McDonald-Spencer said it has been such a blessing for her kids to grow up around a Division-I level program.
“I joke that my kids have been on multiple charter flights from Muncie to wherever, and they just think it is a way of life because they don’t know any better,” McDonald-Spencer said. “To be able to give them that experience is awesome. They think every year in March we are going to Cleveland; that is just what we do, which is cool. They want to be at every home game.”
Sallee said the family culture is refreshing, helpful and fun when you love the players and people you work with.
“Our families are really good friends, and that makes this journey that much more enjoyable,” Sallee said.

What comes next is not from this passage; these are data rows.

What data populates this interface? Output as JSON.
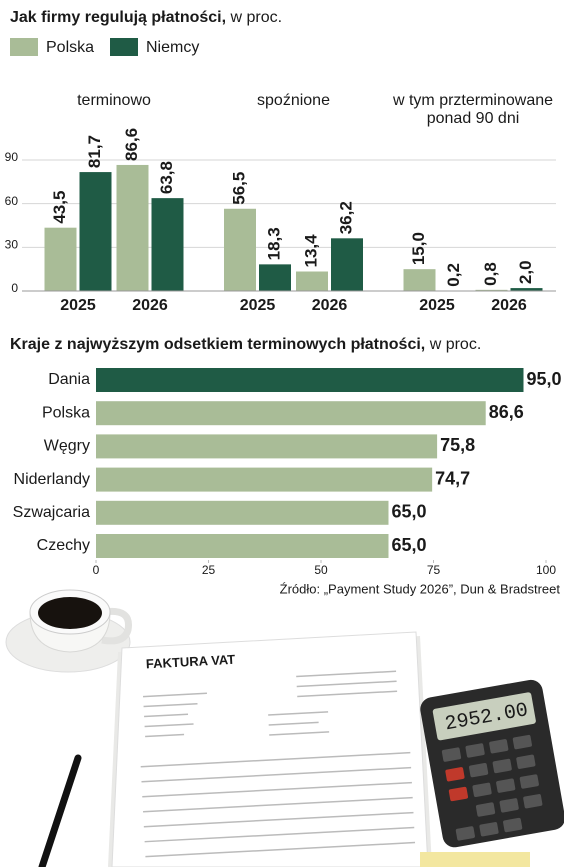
{
  "chart_data": [
    {
      "type": "bar",
      "title": "Jak firmy regulują płatności,",
      "unit": "w proc.",
      "groups": [
        "terminowo",
        "spoźnione",
        "w tym przterminowane ponad 90 dni"
      ],
      "categories": [
        "2025",
        "2026",
        "2025",
        "2026",
        "2025",
        "2026"
      ],
      "series": [
        {
          "name": "Polska",
          "color": "#a9bc97",
          "values": [
            43.5,
            86.6,
            56.5,
            13.4,
            15.0,
            0.8
          ],
          "value_labels": [
            "43,5",
            "86,6",
            "56,5",
            "13,4",
            "15,0",
            "0,8"
          ]
        },
        {
          "name": "Niemcy",
          "color": "#1f5b45",
          "values": [
            81.7,
            63.8,
            18.3,
            36.2,
            0.2,
            2.0
          ],
          "value_labels": [
            "81,7",
            "63,8",
            "18,3",
            "36,2",
            "0,2",
            "2,0"
          ]
        }
      ],
      "ylim": [
        0,
        90
      ],
      "yticks": [
        0,
        30,
        60,
        90
      ],
      "grid": true
    },
    {
      "type": "hbar",
      "title": "Kraje z najwyższym odsetkiem terminowych płatności,",
      "unit": "w proc.",
      "categories": [
        "Dania",
        "Polska",
        "Węgry",
        "Niderlandy",
        "Szwajcaria",
        "Czechy"
      ],
      "values": [
        95.0,
        86.6,
        75.8,
        74.7,
        65.0,
        65.0
      ],
      "value_labels": [
        "95,0",
        "86,6",
        "75,8",
        "74,7",
        "65,0",
        "65,0"
      ],
      "colors": [
        "#1f5b45",
        "#a9bc97",
        "#a9bc97",
        "#a9bc97",
        "#a9bc97",
        "#a9bc97"
      ],
      "xlim": [
        0,
        100
      ],
      "xticks": [
        0,
        25,
        50,
        75,
        100
      ],
      "source": "Źródło: „Payment Study 2026”, Dun & Bradstreet"
    }
  ],
  "photo": {
    "invoice_title": "FAKTURA VAT",
    "calculator_display": "2952.00"
  }
}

In times when McDonald-Spencer’s husband has to work, her children can often be seen at practices or around the program. She said Sallee understands the family aspect and treats her children like his own.
“My kids love the team,” she said. “They love it. They breathe it. They understand it.”
The lifelong Cardinal
Ball State is all McDonald-Spencer knows.
“It has been a part of who I am, now it is a part of who my family is,” McDonald-Spencer said. “It’s everything, I do not know how to describe it. I love everything about this place. The love is real for this place.”
Sallee said if McDonald-Spencer had not coached, her love for Ball State would have never wavered.
“If you are friends with her, she is loyal to you. If you work with her, she is loyal to you. If you played for her, she is loyal to you. I don’t know that she has an enemy, and that is probably a big reason why.”
Sallee said she could be a head coach whenever and wherever she wants. He can even see her sitting in his head-coaching chair, something he hopes one day happens.
“I am loyal as the day is long to this university, and I love it to the core,” McDonald-Spencer said.